Role of NAD+ consumers in Lipid Homeostasis
Open Access
- Author:
- Munoz, Isabella
- Area of Honors:
- Biochemistry and Molecular Biology
- Degree:
- Bachelor of Science
- Document Type:
- Thesis
- Thesis Supervisors:
- Melanie Mc Reynolds, Thesis Supervisor
Timothy Charles Meredith, Thesis Honors Advisor - Keywords:
- Caenorhabditis elegans
NAD+
PNC-1
metabolism
lipid accumulation
NA
NAD+ consumers - Abstract:
- This thesis delves into the intricate relationship between consumer activity, NAD+ biosynthesis, and lipid metabolism using Caenorhabditis elegans as a model organism. By examining the function of the PNC-1 enzyme and its mutations, the study aims to comprehend how reducing consumer activity affects fat formation. The mechanisms involved in NAD+ biosynthesis, which are crucial for energy metabolism and cellular redox functions, are thoroughly examined.
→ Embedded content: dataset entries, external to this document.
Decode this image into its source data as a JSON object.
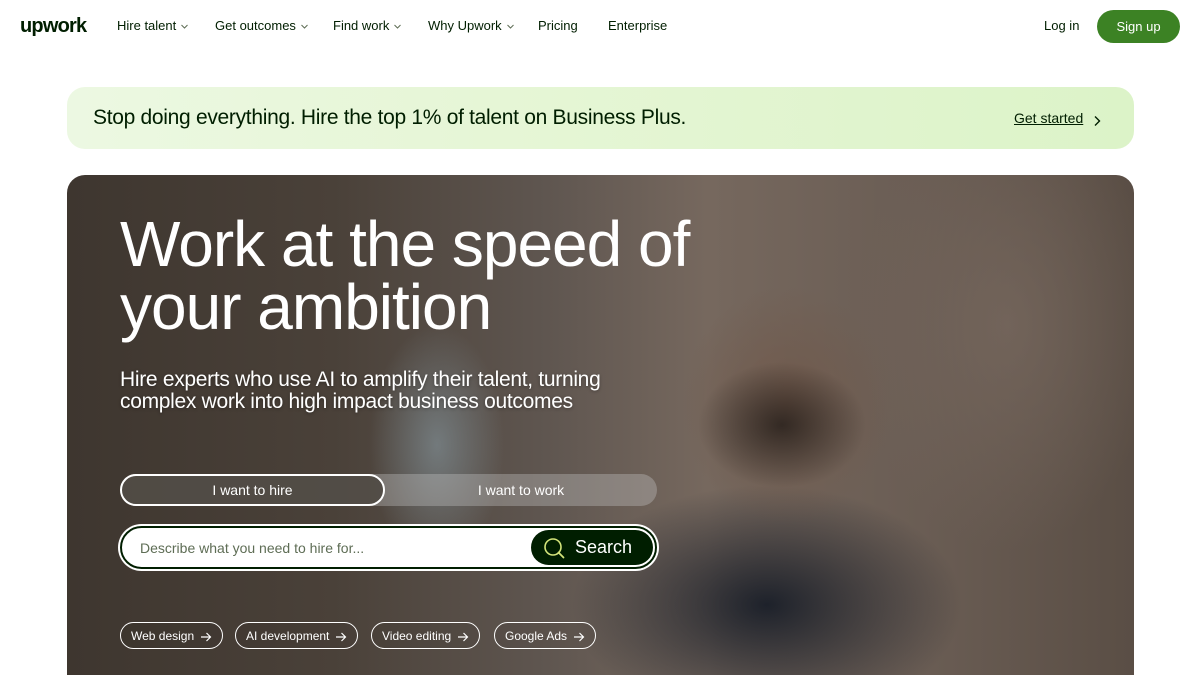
{
  "nav": {
    "logo": "upwork",
    "items": [
      {
        "label": "Hire talent",
        "dropdown": true
      },
      {
        "label": "Get outcomes",
        "dropdown": true
      },
      {
        "label": "Find work",
        "dropdown": true
      },
      {
        "label": "Why Upwork",
        "dropdown": true
      },
      {
        "label": "Pricing",
        "dropdown": false
      },
      {
        "label": "Enterprise",
        "dropdown": false
      }
    ],
    "login": "Log in",
    "signup": "Sign up"
  },
  "promo": {
    "text": "Stop doing everything. Hire the top 1% of talent on Business Plus.",
    "link": "Get started"
  },
  "hero": {
    "title": "Work at the speed of your ambition",
    "subtitle": "Hire experts who use AI to amplify their talent, turning complex work into high impact business outcomes",
    "toggle": {
      "hire": "I want to hire",
      "work": "I want to work",
      "selected": "hire"
    },
    "search": {
      "placeholder": "Describe what you need to hire for...",
      "button": "Search"
    },
    "chips": [
      "Web design",
      "AI development",
      "Video editing",
      "Google Ads"
    ]
  },
  "colors": {
    "brand_green": "#3c8224",
    "text_dark": "#001e00",
    "promo_bg": "#e6f6d6"
  }
}
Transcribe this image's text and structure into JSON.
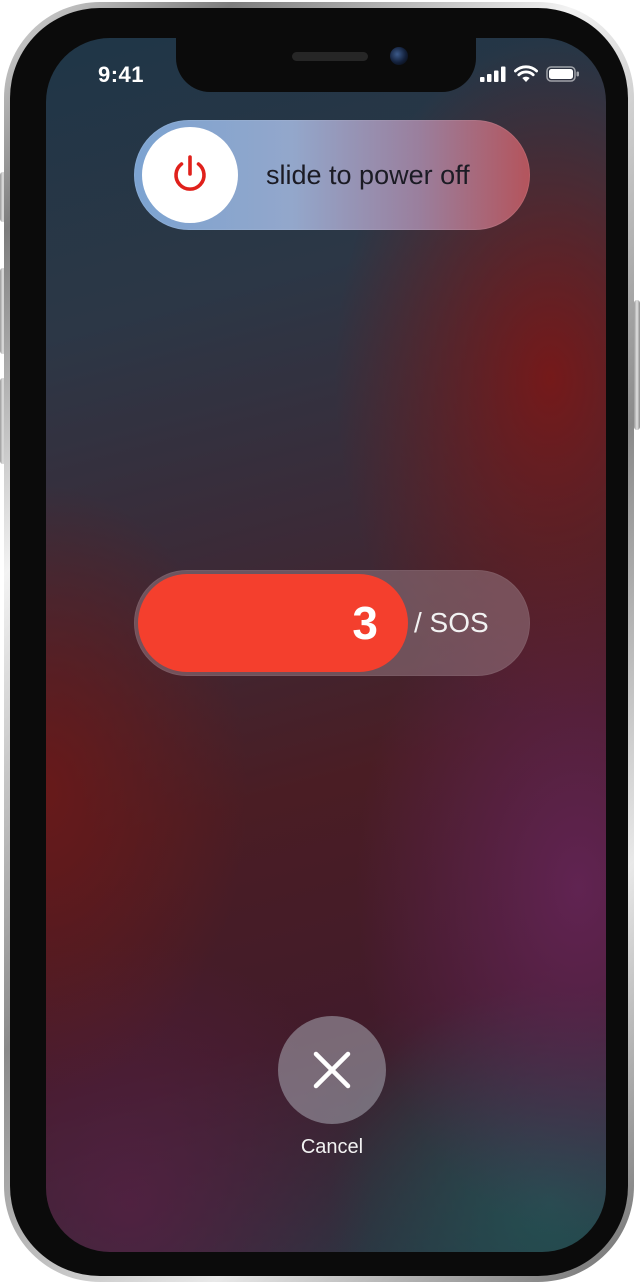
{
  "status_bar": {
    "time": "9:41",
    "icons": [
      "cellular-signal-icon",
      "wifi-icon",
      "battery-icon"
    ]
  },
  "power_off": {
    "label": "slide to power off",
    "icon": "power-icon",
    "icon_color": "#e0201b"
  },
  "sos": {
    "visible_label": "/ SOS",
    "countdown": "3",
    "accent_color": "#f43f2d"
  },
  "cancel": {
    "icon": "close-icon",
    "label": "Cancel"
  }
}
This helps to clarify how different pathways related to NAD+ production and recycling are interconnected. The research demonstrates the critical role of NAD+ in maintaining cellular homeostasis and highlights how dysregulation of NAD+ metabolism can lead to conditions such as obesity and age-related illnesses. In particular, the impact of gene alterations on lipid accumulation and NAD+ levels are investigated for tir-1, parp-1, and parp-2. Experiments utilizing Oil Red O staining and NA supplementation provide important new understandings of how these mutations affect lipid accumulation and how NA supplementation may be used therapeutically to reduce lipid accumulation in some mutant strains. The research also sheds light on the possibility that NAM inhibits NAD+ consumers, which adds to our understanding of the complex regulatory processes regulating lipid metabolism. These findings not only deepen our understanding of the role of NAD+ in lipid homeostasis but also offer potential avenues for therapeutic interventions targeting NAD+ metabolism in the context of obesity, metabolic diseases, aging, and neurodegenerative disorders. Future directions include exploring the specific mechanisms underlying the observed effects and investigating additional therapeutic targets within the NAD+ metabolic pathway.